Nichts für Einzelkinder oder Erstsemester
Es muss nicht immer Wohnheim oder Studenten-WG sein. Für Studierende gibt es jetzt eine neue Möglichkeit, relativ einfach preiswerten Wohnraum zu finden Das Projekt "Wohnen für Hilfe" des Amtes für Wohnungswesen der Stadt Münster vermittelt Wohnpartnerschaften zwischen Jung und Alt – das ist in NRW einmalig und wird vom Land und der Stadt für drei Jahre mit 250.000 Euro gefördert.

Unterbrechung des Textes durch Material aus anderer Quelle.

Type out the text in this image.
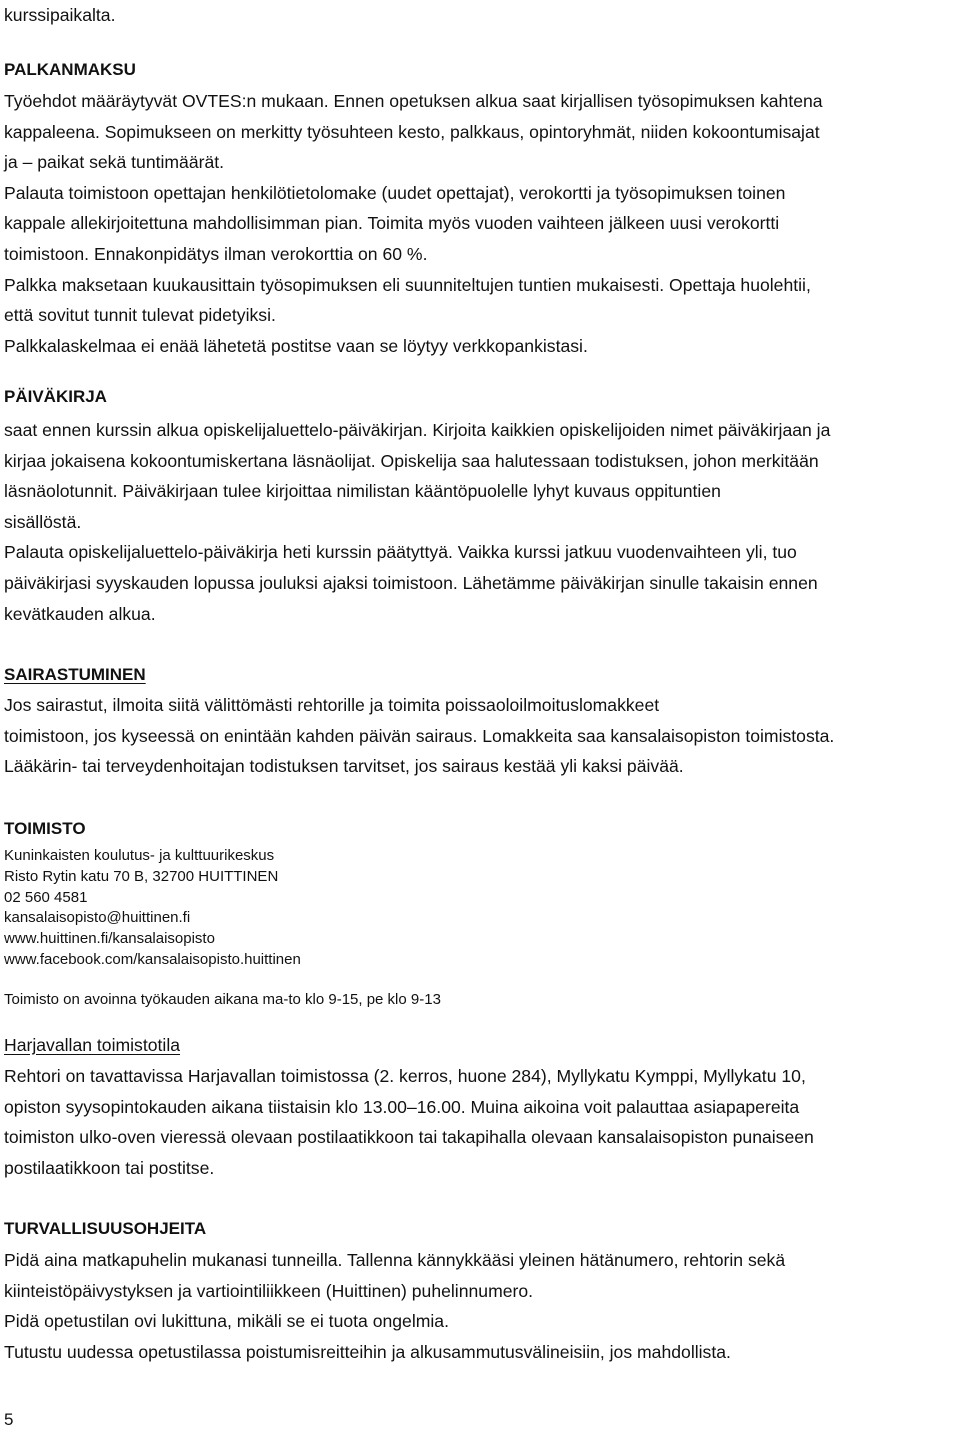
kurssipaikalta.
PALKANMAKSU
Työehdot määräytyvät OVTES:n mukaan. Ennen opetuksen alkua saat kirjallisen työsopimuksen kahtena
kappaleena. Sopimukseen on merkitty työsuhteen kesto, palkkaus, opintoryhmät, niiden kokoontumisajat
ja – paikat sekä tuntimäärät.
Palauta toimistoon opettajan henkilötietolomake (uudet opettajat), verokortti ja työsopimuksen toinen
kappale allekirjoitettuna mahdollisimman pian. Toimita myös vuoden vaihteen jälkeen uusi verokortti
toimistoon. Ennakonpidätys ilman verokorttia on 60 %.
Palkka maksetaan kuukausittain työsopimuksen eli suunniteltujen tuntien mukaisesti. Opettaja huolehtii,
että sovitut tunnit tulevat pidetyiksi.
Palkkalaskelmaa ei enää lähetetä postitse vaan se löytyy verkkopankistasi.
PÄIVÄKIRJA
saat ennen kurssin alkua opiskelijaluettelo-päiväkirjan. Kirjoita kaikkien opiskelijoiden nimet päiväkirjaan ja
kirjaa jokaisena kokoontumiskertana läsnäolijat. Opiskelija saa halutessaan todistuksen, johon merkitään
läsnäolotunnit. Päiväkirjaan tulee kirjoittaa nimilistan kääntöpuolelle lyhyt kuvaus oppituntien
sisällöstä.
Palauta opiskelijaluettelo-päiväkirja heti kurssin päätyttyä. Vaikka kurssi jatkuu vuodenvaihteen yli, tuo
päiväkirjasi syyskauden lopussa jouluksi ajaksi toimistoon. Lähetämme päiväkirjan sinulle takaisin ennen
kevätkauden alkua.
SAIRASTUMINEN
Jos sairastut, ilmoita siitä välittömästi rehtorille ja toimita poissaoloilmoituslomakkeet
toimistoon, jos kyseessä on enintään kahden päivän sairaus. Lomakkeita saa kansalaisopiston toimistosta.
Lääkärin- tai terveydenhoitajan todistuksen tarvitset, jos sairaus kestää yli kaksi päivää.
TOIMISTO
Kuninkaisten koulutus- ja kulttuurikeskus
Risto Rytin katu 70 B, 32700 HUITTINEN
02 560 4581
kansalaisopisto@huittinen.fi
www.huittinen.fi/kansalaisopisto
www.facebook.com/kansalaisopisto.huittinen
Toimisto on avoinna työkauden aikana ma-to klo 9-15, pe klo 9-13
Harjavallan toimistotila
Rehtori on tavattavissa Harjavallan toimistossa (2. kerros, huone 284), Myllykatu Kymppi, Myllykatu 10,
opiston syysopintokauden aikana tiistaisin klo 13.00–16.00. Muina aikoina voit palauttaa asiapapereita
toimiston ulko-oven vieressä olevaan postilaatikkoon tai takapihalla olevaan kansalaisopiston punaiseen
postilaatikkoon tai postitse.
TURVALLISUUSOHJEITA
Pidä aina matkapuhelin mukanasi tunneilla. Tallenna kännykkääsi yleinen hätänumero, rehtorin sekä
kiinteistöpäivystyksen ja vartiointiliikkeen (Huittinen) puhelinnumero.
Pidä opetustilan ovi lukittuna, mikäli se ei tuota ongelmia.
Tutustu uudessa opetustilassa poistumisreitteihin ja alkusammutusvälineisiin, jos mahdollista.
5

Dabei können ältere Menschen in der vertrauten, aber zu groß gewordenen Wohnung bleiben und Studierende preisgünstig als Mitmieter dort einziehen, ob in einem eigenen Zimmer oder in einem separaten Appartement im Dach- oder Untergeschoss. Der Clou: Die Kaltmiete wird statt Geld mit Arbeitsstunden bezahlt, ganz oder teilweise. So bleibt mehr Geld fürs Studium und fürs Ausgehen. Dabei gilt die Faustregel: Pro Quadratmeter Wohnfläche monatlich eine Stunde lang Hilfeleistung. Welche Arbeiten das konkret sind, wird bei jedem Mietverhältnis individuell vereinbart, auch um spätere Probleme zu vermeiden. Denkbar sind: Einkäufe, Gartenarbeit, Schnee schippen, Fenster putzen, den Hund ausführen, die Korrespondenz erledigen oder Vorlesen.
"Keine Sorge", betont Christa Reiffer vom Amt für Wohnungswesen, "Leistungen, wie sie Pflegedienste erbringen, gehören auf keinen Fall dazu." Eines ist jedoch klar: Wenn man so nah miteinander lebt, muss auch die Chemie stimmen. Deshalb hat Christa Reiffer Bewerbungsbögen erstellt über Wünsche, Vorlieben und Tabus zur Wohnpartnerschaft. Ob Rauchen, Haustiere, Fahrradstellplatz bis zum Übernachten von Besuchern – viele Themen werden so schon vorab geklärt.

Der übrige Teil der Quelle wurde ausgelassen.